É de se perguntar: se não ocorreu nenhuma mudança no sistema, por que tanta propaganda e elogio à Reforma Tributária?
Primeiro, porque a reforma mantém os escandalosos privilégios da classe dominante, permitindo que continuem sem pagar impostos e perpetuando a injustiça e a desigualdade. Segundo, porque facilita a vida da burguesia ao criar o Imposto sobre Valor Adicionado (IVA) dual: a Contribuição sobre Bens e Serviços (CBS) que unifica o Imposto Sobre Produtos Industrializados (IPI), o Programa de Integração Social (PIS) e a Contribuição para o Financiamento da Seguridade Social (Confins); e, o Imposto sobre Bens e Serviços (IBS), que vai unificar o Imposto sobre a Circulação de Mercadorias e Serviços (ICMS) e o Imposto sobre Serviços (ISS). Porém, o fundamental do modelo tributário continua: impostos indiretos pagos principalmente pelos consumidores e isenção para a influente e poderosa classe capitalista.
“Ah, mas há algo de novo e que pode ajudar os pobres”, gritam os que desistiram de lutar pelo socialismo. Trata-se do cashbach, que promete devolver os impostos pagos pela população que estiver inscrita no Cadastro Único e recebem o Bolsa Família. Não se sabe, entretanto, em que ano esta regra vai começar a valer e tampouco de que forma esse dinheiro será devolvido. Pouco importa, o que vale é a intenção, que sempre deixa o inferno cheio.
Uma lembrança oportuna: a Constituição brasileira, aprovada em 1988, determina a cobrança do imposto sobre grandes fortunas. Passaram-se 33 anos e, até hoje, este imposto não foi regulamentado. Consequentemente, não pode ser cobrado. Pelo contrário, alguns anos depois, o Congresso aprovou e regulamentou a isenção de imposto sobre lucros e dividendos distribuídos aos sócios. A explicação para a reviravolta: num país em que uma minoria detém o capital e os meios de produção e os trabalhadores possuem apenas a força de trabalho, os capitalistas, os donos das terras, bancos e empresas, têm infinitamente mais recursos e vantagens para fazer campanha eleitoral, corromper governantes e obter maioria no Congresso Nacional.
Em resumo, as desigualdades e a concentração de renda existentes no Brasil são resultado do injusto sistema econômico que transforma os trabalhadores em escravos assalariados de uma minoria de famílias bilionárias ou 1% da população.
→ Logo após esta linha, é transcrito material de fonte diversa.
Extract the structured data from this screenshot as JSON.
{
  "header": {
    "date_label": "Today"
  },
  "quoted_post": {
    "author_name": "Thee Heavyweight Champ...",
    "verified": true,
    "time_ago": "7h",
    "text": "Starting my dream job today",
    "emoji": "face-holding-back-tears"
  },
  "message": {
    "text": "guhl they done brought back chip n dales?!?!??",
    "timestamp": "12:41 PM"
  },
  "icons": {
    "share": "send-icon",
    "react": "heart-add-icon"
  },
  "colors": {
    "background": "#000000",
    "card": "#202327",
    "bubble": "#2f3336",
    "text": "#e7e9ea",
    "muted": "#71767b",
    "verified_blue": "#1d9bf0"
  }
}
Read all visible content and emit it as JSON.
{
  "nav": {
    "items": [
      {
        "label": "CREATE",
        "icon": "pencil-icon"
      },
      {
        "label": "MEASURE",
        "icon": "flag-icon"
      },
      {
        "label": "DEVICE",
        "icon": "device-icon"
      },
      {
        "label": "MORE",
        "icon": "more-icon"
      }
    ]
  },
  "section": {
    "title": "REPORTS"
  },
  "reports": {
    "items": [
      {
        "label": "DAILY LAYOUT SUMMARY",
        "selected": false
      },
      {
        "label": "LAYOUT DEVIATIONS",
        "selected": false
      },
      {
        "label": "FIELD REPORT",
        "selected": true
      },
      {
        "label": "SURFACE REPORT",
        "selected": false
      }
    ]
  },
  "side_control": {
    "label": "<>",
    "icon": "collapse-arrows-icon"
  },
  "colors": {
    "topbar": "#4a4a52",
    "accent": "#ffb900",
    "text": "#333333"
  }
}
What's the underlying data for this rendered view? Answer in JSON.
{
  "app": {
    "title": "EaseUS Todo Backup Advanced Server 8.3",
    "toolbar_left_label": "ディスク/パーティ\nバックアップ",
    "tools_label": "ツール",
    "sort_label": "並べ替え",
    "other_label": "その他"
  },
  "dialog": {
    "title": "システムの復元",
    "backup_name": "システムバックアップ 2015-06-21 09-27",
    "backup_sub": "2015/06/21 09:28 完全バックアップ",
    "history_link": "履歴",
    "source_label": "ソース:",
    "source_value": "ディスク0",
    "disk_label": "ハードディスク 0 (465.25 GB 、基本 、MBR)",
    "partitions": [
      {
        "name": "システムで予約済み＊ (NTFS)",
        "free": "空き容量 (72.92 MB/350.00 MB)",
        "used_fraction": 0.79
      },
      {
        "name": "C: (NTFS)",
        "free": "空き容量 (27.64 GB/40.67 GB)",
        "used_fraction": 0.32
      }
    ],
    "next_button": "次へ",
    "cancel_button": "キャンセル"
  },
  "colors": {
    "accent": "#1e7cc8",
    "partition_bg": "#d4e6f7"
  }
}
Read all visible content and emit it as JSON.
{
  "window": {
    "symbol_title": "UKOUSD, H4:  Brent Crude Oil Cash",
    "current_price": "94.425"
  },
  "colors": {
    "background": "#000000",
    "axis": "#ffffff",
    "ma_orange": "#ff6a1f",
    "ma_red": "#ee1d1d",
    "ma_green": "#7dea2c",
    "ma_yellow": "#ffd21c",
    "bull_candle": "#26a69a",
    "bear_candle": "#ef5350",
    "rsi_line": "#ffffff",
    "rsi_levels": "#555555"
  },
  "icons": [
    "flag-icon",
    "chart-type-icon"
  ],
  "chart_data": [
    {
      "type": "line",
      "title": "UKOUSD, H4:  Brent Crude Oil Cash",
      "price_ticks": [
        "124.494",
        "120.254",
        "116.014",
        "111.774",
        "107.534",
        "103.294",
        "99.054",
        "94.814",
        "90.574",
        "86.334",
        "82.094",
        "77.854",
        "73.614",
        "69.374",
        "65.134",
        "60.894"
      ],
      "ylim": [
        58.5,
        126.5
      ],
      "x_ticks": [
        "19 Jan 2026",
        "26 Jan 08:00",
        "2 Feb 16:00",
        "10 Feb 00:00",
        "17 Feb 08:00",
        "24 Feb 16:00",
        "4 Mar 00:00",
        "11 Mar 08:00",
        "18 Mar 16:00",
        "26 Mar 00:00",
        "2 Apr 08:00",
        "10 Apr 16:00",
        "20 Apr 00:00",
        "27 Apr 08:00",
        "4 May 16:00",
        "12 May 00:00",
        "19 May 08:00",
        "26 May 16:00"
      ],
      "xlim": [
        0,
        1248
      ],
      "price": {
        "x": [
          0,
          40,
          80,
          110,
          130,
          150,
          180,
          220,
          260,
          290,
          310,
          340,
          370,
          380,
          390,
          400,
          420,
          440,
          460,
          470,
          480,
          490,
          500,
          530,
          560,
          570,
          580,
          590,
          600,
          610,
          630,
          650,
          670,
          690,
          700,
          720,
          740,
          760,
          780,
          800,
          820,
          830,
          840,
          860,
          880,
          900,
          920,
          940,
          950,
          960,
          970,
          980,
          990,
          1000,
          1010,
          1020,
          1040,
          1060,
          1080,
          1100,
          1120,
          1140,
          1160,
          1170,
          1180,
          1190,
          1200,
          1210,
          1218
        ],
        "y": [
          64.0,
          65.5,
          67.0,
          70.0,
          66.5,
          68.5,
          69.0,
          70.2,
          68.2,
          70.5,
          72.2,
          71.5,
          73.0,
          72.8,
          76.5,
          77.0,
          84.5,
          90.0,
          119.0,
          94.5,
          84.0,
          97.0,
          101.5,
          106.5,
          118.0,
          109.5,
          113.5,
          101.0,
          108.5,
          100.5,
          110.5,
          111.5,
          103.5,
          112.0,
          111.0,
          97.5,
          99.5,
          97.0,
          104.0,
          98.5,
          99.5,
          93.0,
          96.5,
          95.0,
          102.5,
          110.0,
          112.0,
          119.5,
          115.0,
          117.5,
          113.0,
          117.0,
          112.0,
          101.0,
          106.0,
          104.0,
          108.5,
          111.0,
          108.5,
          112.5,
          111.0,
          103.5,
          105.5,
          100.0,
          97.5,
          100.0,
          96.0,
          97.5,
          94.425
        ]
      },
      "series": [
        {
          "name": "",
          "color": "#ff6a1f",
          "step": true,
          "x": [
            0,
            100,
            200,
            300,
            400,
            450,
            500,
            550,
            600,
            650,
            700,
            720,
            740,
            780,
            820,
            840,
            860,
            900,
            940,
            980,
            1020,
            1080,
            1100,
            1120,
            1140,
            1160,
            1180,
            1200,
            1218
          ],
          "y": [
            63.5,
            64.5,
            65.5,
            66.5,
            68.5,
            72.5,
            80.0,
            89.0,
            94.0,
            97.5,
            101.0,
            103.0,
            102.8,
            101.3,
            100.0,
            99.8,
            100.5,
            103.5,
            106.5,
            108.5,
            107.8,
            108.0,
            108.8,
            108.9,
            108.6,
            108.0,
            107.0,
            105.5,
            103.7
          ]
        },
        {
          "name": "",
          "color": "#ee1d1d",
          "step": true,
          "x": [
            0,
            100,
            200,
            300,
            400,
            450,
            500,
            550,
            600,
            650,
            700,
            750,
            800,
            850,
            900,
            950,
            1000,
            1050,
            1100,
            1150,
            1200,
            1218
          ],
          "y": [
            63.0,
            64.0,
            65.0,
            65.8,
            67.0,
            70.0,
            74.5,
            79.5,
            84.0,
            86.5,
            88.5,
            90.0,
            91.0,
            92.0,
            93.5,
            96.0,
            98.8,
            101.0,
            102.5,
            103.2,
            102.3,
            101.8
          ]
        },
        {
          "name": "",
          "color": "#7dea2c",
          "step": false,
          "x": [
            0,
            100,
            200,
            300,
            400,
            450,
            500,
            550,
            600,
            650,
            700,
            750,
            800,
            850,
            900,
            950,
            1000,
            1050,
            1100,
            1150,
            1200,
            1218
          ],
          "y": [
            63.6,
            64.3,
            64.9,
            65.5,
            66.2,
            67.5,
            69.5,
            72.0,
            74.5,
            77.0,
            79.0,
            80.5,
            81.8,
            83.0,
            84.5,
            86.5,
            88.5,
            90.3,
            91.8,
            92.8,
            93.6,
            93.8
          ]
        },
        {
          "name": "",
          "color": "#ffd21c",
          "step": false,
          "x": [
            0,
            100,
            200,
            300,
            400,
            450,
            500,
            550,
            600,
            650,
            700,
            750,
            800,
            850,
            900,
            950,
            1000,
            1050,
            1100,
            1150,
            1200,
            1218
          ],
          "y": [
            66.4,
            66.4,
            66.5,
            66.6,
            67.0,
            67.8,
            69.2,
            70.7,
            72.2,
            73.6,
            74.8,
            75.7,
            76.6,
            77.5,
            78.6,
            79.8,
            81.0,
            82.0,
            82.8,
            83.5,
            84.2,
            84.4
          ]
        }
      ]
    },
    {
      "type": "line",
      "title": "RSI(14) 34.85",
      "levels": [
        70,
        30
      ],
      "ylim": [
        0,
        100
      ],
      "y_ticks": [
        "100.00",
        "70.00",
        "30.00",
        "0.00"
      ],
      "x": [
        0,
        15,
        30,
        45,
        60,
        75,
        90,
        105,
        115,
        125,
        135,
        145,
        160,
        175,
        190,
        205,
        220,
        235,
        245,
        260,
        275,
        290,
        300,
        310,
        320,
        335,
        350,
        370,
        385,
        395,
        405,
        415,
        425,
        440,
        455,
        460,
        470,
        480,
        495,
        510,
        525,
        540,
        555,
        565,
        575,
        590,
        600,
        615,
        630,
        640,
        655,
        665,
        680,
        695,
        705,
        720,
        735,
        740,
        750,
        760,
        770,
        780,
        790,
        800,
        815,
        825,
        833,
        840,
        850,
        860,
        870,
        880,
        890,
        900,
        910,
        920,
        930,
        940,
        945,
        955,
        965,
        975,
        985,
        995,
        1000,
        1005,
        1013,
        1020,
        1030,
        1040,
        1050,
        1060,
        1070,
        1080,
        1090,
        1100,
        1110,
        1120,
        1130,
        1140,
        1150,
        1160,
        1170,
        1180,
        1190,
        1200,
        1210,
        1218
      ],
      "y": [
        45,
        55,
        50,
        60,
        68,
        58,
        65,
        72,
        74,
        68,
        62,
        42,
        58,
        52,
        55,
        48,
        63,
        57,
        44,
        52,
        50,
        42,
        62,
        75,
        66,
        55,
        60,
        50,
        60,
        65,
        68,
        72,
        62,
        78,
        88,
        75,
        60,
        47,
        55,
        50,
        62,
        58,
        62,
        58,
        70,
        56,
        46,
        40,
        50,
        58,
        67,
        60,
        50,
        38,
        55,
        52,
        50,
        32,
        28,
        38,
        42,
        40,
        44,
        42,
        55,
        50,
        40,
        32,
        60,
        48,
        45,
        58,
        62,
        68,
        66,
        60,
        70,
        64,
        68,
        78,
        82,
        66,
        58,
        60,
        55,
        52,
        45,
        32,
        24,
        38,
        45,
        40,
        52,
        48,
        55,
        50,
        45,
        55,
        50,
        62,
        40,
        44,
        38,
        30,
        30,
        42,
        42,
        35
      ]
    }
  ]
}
Para acabar de forma profunda e definitiva com as desigualdades, os trabalhadores e trabalhadoras precisam se organizar em sindicatos, movimentos sociais, realizar greves e mobilizações, e, principalmente, se organizar num partido revolucionário que defenda a conquista do poder econômico e político pela classe operária e pelos camponeses pobres, que promova uma verdadeira revolução popular.
Editorial publicado na edição nº 275 do Jornal A Verdade.